Some blood thinners, such as warfarin, can cause anticoagulant-induced skin necrosis. This causes the skin to become red and painful.

Eventually, the tissues beneath the skin die. It usually only happens at the start of taking a very high dose of a blood thinner.

Warning

Anticoagulant-induced skin necrosis is a serious reaction that requires immediate medical attention.

Drug reaction with eosinophilia and systemic symptoms (DRESS)

DRESS is a rare type of drug rash that can be life-threatening. It can take two to six weeks for symptoms to appear after starting a new drug.

A DRESS rash looks red and often begins on the face and upper body. Accompanying symptoms are severe and can involve the internal organs. They include:

  • fever
  • swollen lymph nodes
  • facial swelling
  • burning pain and itchy skin
  • flu-like symptoms
  • organ damage

Drugs that can cause DRESS include:

  • anticonvulsants
  • allopurinol
  • abacavir
  • minocycline
  • sulfasalazine
  • proton pump inhibitors
Warning

DRESS is a very serious reaction that requires immediate medical attention.

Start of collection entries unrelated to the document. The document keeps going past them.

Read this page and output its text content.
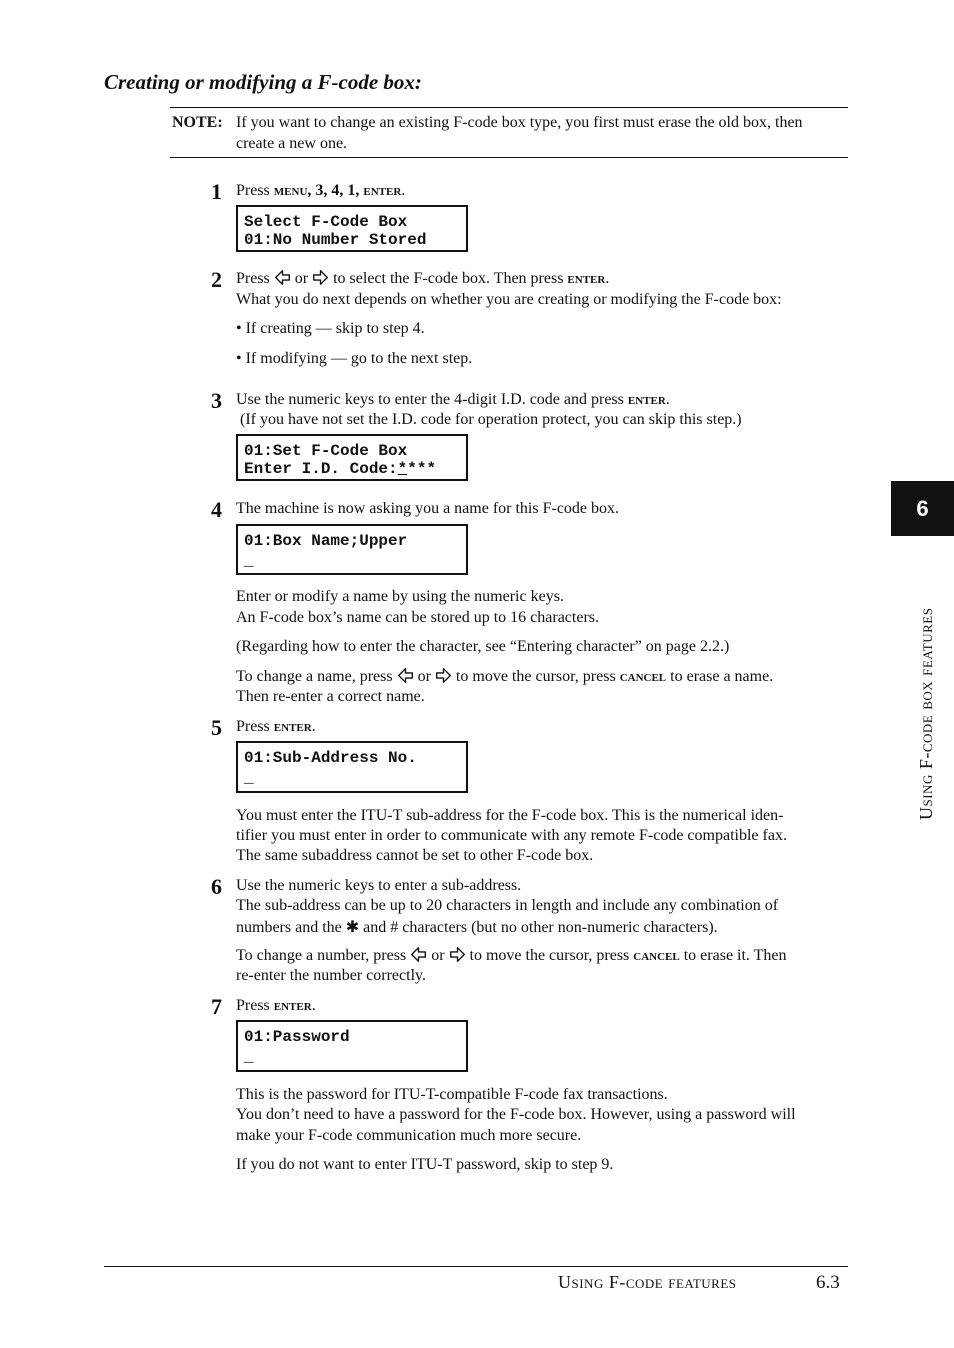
Creating or modifying a F-code box:
NOTE: If you want to change an existing F-code box type, you first must erase the old box, then
create a new one.
1 Press menu, 3, 4, 1, enter.
Select F-Code Box
01:No Number Stored
2 Press or to select the F-code box. Then press enter.
What you do next depends on whether you are creating or modifying the F-code box:
• If creating — skip to step 4.
• If modifying — go to the next step.
3 Use the numeric keys to enter the 4-digit I.D. code and press enter.
(If you have not set the I.D. code for operation protect, you can skip this step.)
01:Set F-Code Box
Enter I.D. Code:****
4 The machine is now asking you a name for this F-code box.
01:Box Name;Upper
_
Enter or modify a name by using the numeric keys.
An F-code box’s name can be stored up to 16 characters.
(Regarding how to enter the character, see “Entering character” on page 2.2.)
To change a name, press or to move the cursor, press cancel to erase a name.
Then re-enter a correct name.
5 Press enter.
01:Sub-Address No.
_
You must enter the ITU-T sub-address for the F-code box. This is the numerical iden-
tifier you must enter in order to communicate with any remote F-code compatible fax.
The same subaddress cannot be set to other F-code box.
6 Use the numeric keys to enter a sub-address.
The sub-address can be up to 20 characters in length and include any combination of
numbers and the ✱ and # characters (but no other non-numeric characters).
To change a number, press or to move the cursor, press cancel to erase it. Then
re-enter the number correctly.
7 Press enter.
01:Password
_
This is the password for ITU-T-compatible F-code fax transactions.
You don’t need to have a password for the F-code box. However, using a password will
make your F-code communication much more secure.
If you do not want to enter ITU-T password, skip to step 9.
6
Using F-code box features
Using F-code features	6.3
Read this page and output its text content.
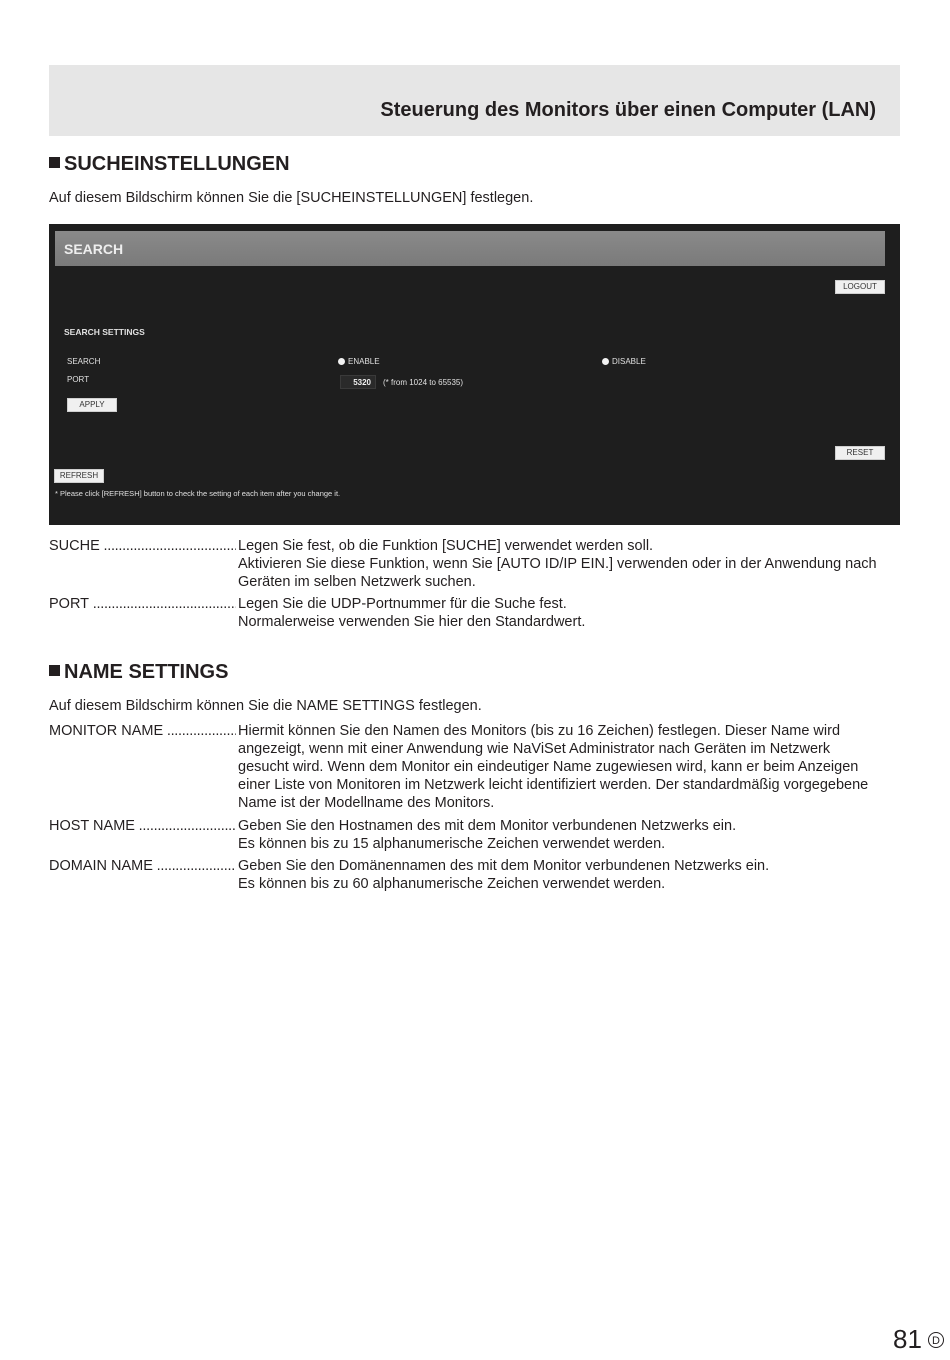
Steuerung des Monitors über einen Computer (LAN)
SUCHEINSTELLUNGEN
Auf diesem Bildschirm können Sie die [SUCHEINSTELLUNGEN] festlegen.
SEARCH
LOGOUT
SEARCH SETTINGS
SEARCH	ENABLE	DISABLE
PORT	5320	(* from 1024 to 65535)
APPLY
RESET
REFRESH
* Please click [REFRESH] button to check the setting of each item after you change it.
SUCHE .....	Legen Sie fest, ob die Funktion [SUCHE] verwendet werden soll.
Aktivieren Sie diese Funktion, wenn Sie [AUTO ID/IP EIN.] verwenden oder in der Anwendung nach
Geräten im selben Netzwerk suchen.
PORT .....	Legen Sie die UDP-Portnummer für die Suche fest.
Normalerweise verwenden Sie hier den Standardwert.
NAME SETTINGS
Auf diesem Bildschirm können Sie die NAME SETTINGS festlegen.
MONITOR NAME .....	Hiermit können Sie den Namen des Monitors (bis zu 16 Zeichen) festlegen. Dieser Name wird
angezeigt, wenn mit einer Anwendung wie NaViSet Administrator nach Geräten im Netzwerk
gesucht wird. Wenn dem Monitor ein eindeutiger Name zugewiesen wird, kann er beim Anzeigen
einer Liste von Monitoren im Netzwerk leicht identifiziert werden. Der standardmäßig vorgegebene
Name ist der Modellname des Monitors.
HOST NAME .....	Geben Sie den Hostnamen des mit dem Monitor verbundenen Netzwerks ein.
Es können bis zu 15 alphanumerische Zeichen verwendet werden.
DOMAIN NAME .....	Geben Sie den Domänennamen des mit dem Monitor verbundenen Netzwerks ein.
Es können bis zu 60 alphanumerische Zeichen verwendet werden.
81 D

Drug rashes and reactions happen for several reasons, including:

  • an allergic reaction
  • a buildup of the drug that causes toxicity to the skin
  • a drug makes the skin more sensitive to sunlight
  • interaction of two or more drugs

Sometimes drug rashes can be spontaneous and develop without a cause.

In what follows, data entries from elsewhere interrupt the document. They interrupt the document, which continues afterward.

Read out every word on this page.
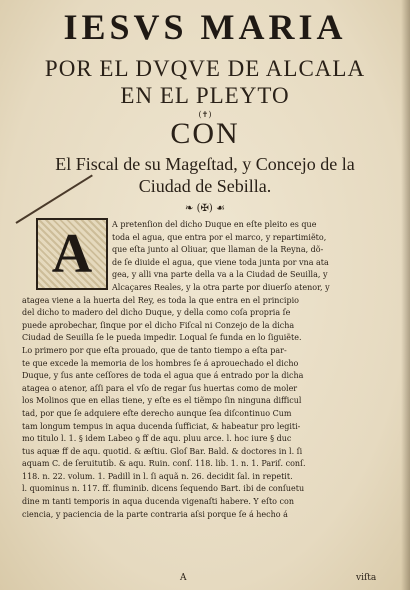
IESVS MARIA
POR EL DVQVE DE ALCALA
EN EL PLEYTO
(✝)
CON
El Fiscal de su Mageſtad, y Concejo de la
Ciudad de Sebilla.
❧ (✠) ☙
A	A pretenſion del dicho Duque en eſte pleito es que
toda el agua, que entra por el marco, y repartimiẽto,
que eſta junto al Oliuar, que llaman de la Reyna, dõ-
de ſe diuide el agua, que viene toda junta por vna ata
gea, y alli vna parte della va a la Ciudad de Seuilla, y
Alcaçares Reales, y la otra parte por diuerſo atenor, y
atagea viene a la huerta del Rey, es toda la que entra en el principio
del dicho to madero del dicho Duque, y della como coſa propria ſe
puede aprobechar, ſinque por el dicho Fiſcal ni Conzejo de la dicha
Ciudad de Seuilla ſe le pueda impedir. Loqual ſe funda en lo ſiguiẽte.
Lo primero por que eſta prouado, que de tanto tiempo a eſta par-
te que excede la memoria de los hombres ſe á aprouechado el dicho
Duque, y ſus ante ceſſores de toda el agua que á entrado por la dicha
atagea o atenor, aſſi para el vſo de regar ſus huertas como de moler
los Molinos que en ellas tiene, y eſte es el tiẽmpo ſin ninguna difficul
tad, por que ſe adquiere eſte derecho aunque ſea diſcontinuo Cum
tam longum tempus in aqua ducenda ſufficiat, & habeatur pro legiti-
mo titulo l. 1. § idem Labeo ꝯ ff de aqu. pluu arce. l. hoc iure § duc
tus aquæ ff de aqu. quotid. & æſtiu. Gloſ Bar. Bald. & doctores in l. ſi
aquam C. de ſeruitutib. & aqu. Ruin. conſ. 118. lib. 1. n. 1. Pariſ. conſ.
118. n. 22. volum. 1. Padill in l. ſi aquã n. 26. decidit ſal. in repetit.
l. quominus n. 117. ff. fluminib. dicens ſequendo Bart. ibi de conſuetu
dine m tanti temporis in aqua ducenda vigenaſti habere. Y eſto con
ciencia, y paciencia de la parte contraria aſsi porque ſe á hecho á
A	viſta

Certain factors can also increase your risk for developing a drug rash, such as being older and female.

Other risk factors include having:

  • a viral infection and taking an antibiotic
  • a weakened immune system due to an underlying condition or other drug
  • cancer

In many cases, drug rashes go away on their own once you stop taking the drug that caused your rash.

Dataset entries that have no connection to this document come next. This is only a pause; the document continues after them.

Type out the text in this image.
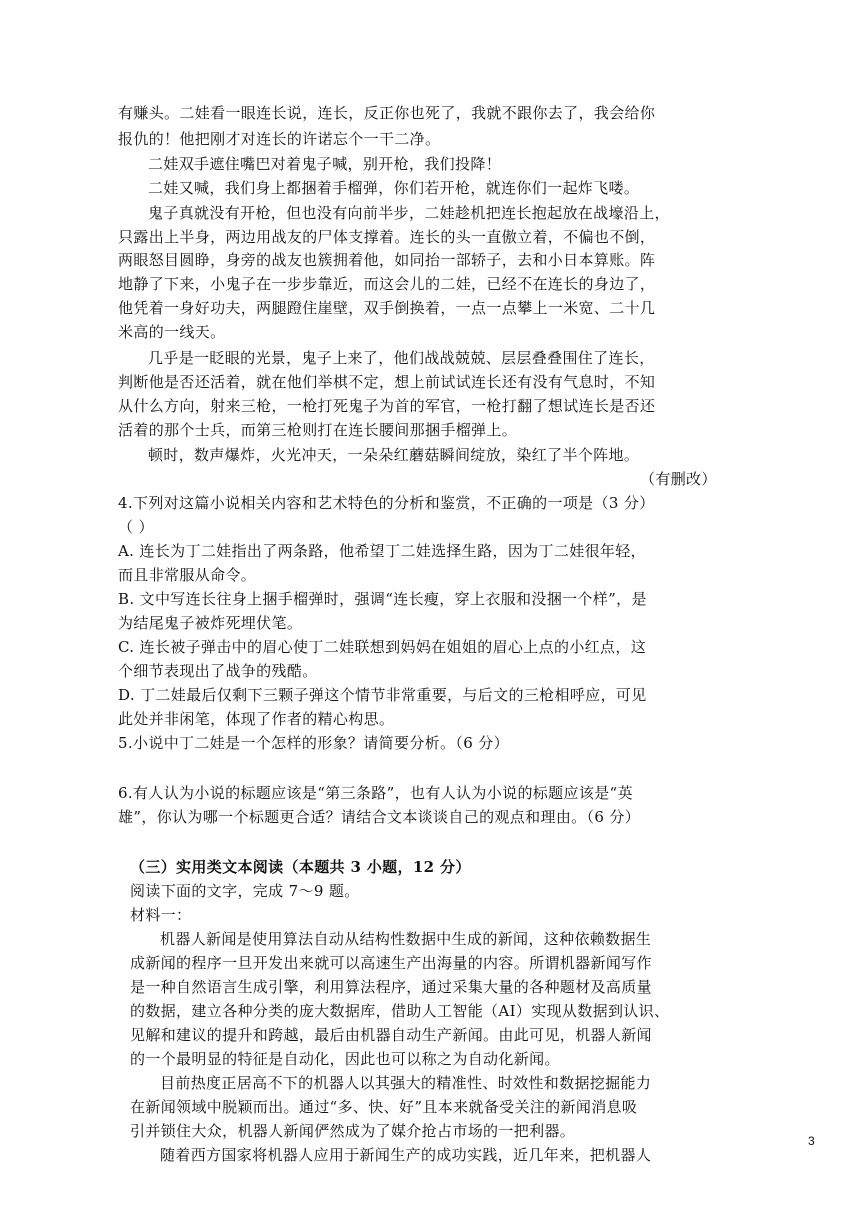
有赚头。二娃看一眼连长说，连长，反正你也死了，我就不跟你去了，我会给你
报仇的！他把刚才对连长的许诺忘个一干二净。
二娃双手遮住嘴巴对着鬼子喊，别开枪，我们投降！
二娃又喊，我们身上都捆着手榴弹，你们若开枪，就连你们一起炸飞喽。
鬼子真就没有开枪，但也没有向前半步，二娃趁机把连长抱起放在战壕沿上，
只露出上半身，两边用战友的尸体支撑着。连长的头一直傲立着，不偏也不倒，
两眼怒目圆睁，身旁的战友也簇拥着他，如同抬一部轿子，去和小日本算账。阵
地静了下来，小鬼子在一步步靠近，而这会儿的二娃，已经不在连长的身边了，
他凭着一身好功夫，两腿蹬住崖壁，双手倒换着，一点一点攀上一米宽、二十几
米高的一线天。
几乎是一眨眼的光景，鬼子上来了，他们战战兢兢、层层叠叠围住了连长，
判断他是否还活着，就在他们举棋不定，想上前试试连长还有没有气息时，不知
从什么方向，射来三枪，一枪打死鬼子为首的军官，一枪打翻了想试连长是否还
活着的那个士兵，而第三枪则打在连长腰间那捆手榴弹上。
顿时，数声爆炸，火光冲天，一朵朵红蘑菇瞬间绽放，染红了半个阵地。
（有删改）
4.下列对这篇小说相关内容和艺术特色的分析和鉴赏，不正确的一项是（3 分）
（ ）
A. 连长为丁二娃指出了两条路，他希望丁二娃选择生路，因为丁二娃很年轻，
而且非常服从命令。
B. 文中写连长往身上捆手榴弹时，强调“连长瘦，穿上衣服和没捆一个样”，是
为结尾鬼子被炸死埋伏笔。
C. 连长被子弹击中的眉心使丁二娃联想到妈妈在姐姐的眉心上点的小红点，这
个细节表现出了战争的残酷。
D. 丁二娃最后仅剩下三颗子弹这个情节非常重要，与后文的三枪相呼应，可见
此处并非闲笔，体现了作者的精心构思。
5.小说中丁二娃是一个怎样的形象？请简要分析。（6 分）
6.有人认为小说的标题应该是“第三条路”，也有人认为小说的标题应该是“英
雄”，你认为哪一个标题更合适？请结合文本谈谈自己的观点和理由。（6 分）
（三）实用类文本阅读（本题共 3 小题，12 分）
阅读下面的文字，完成 7～9 题。
材料一：
机器人新闻是使用算法自动从结构性数据中生成的新闻，这种依赖数据生
成新闻的程序一旦开发出来就可以高速生产出海量的内容。所谓机器新闻写作
是一种自然语言生成引擎，利用算法程序，通过采集大量的各种题材及高质量
的数据，建立各种分类的庞大数据库，借助人工智能（AI）实现从数据到认识、
见解和建议的提升和跨越，最后由机器自动生产新闻。由此可见，机器人新闻
的一个最明显的特征是自动化，因此也可以称之为自动化新闻。
目前热度正居高不下的机器人以其强大的精准性、时效性和数据挖掘能力
在新闻领域中脱颖而出。通过“多、快、好”且本来就备受关注的新闻消息吸
引并锁住大众，机器人新闻俨然成为了媒介抢占市场的一把利器。
随着西方国家将机器人应用于新闻生产的成功实践，近几年来，把机器人
3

If the rash is very itchy, an antihistamine or oral steroid can help manage the itching until the rash clears up.

Always talk to your doctor first before discontinuing a drug. This is especially important it you take multiple drugs. In this case, your doctor will have you follow a specific plan of discontinuing each drug until you figure out what’s causing the reaction.

If you have severe urticaria, erythroderma, SJS/TEN, anticoagulant-induced skin necrosis, or DRESS, you’ll need more intensive treatment. This might include intravenous steroids and hydration.

In many cases, a drug rash isn’t anything to worry about. They usually clear up once you stop taking the drug. Just make sure to talk to your doctor before discontinuing any prescribed drug.

For symptoms of a more severe drug rash, head to urgent care or a hospital as soon as possible to avoid complications.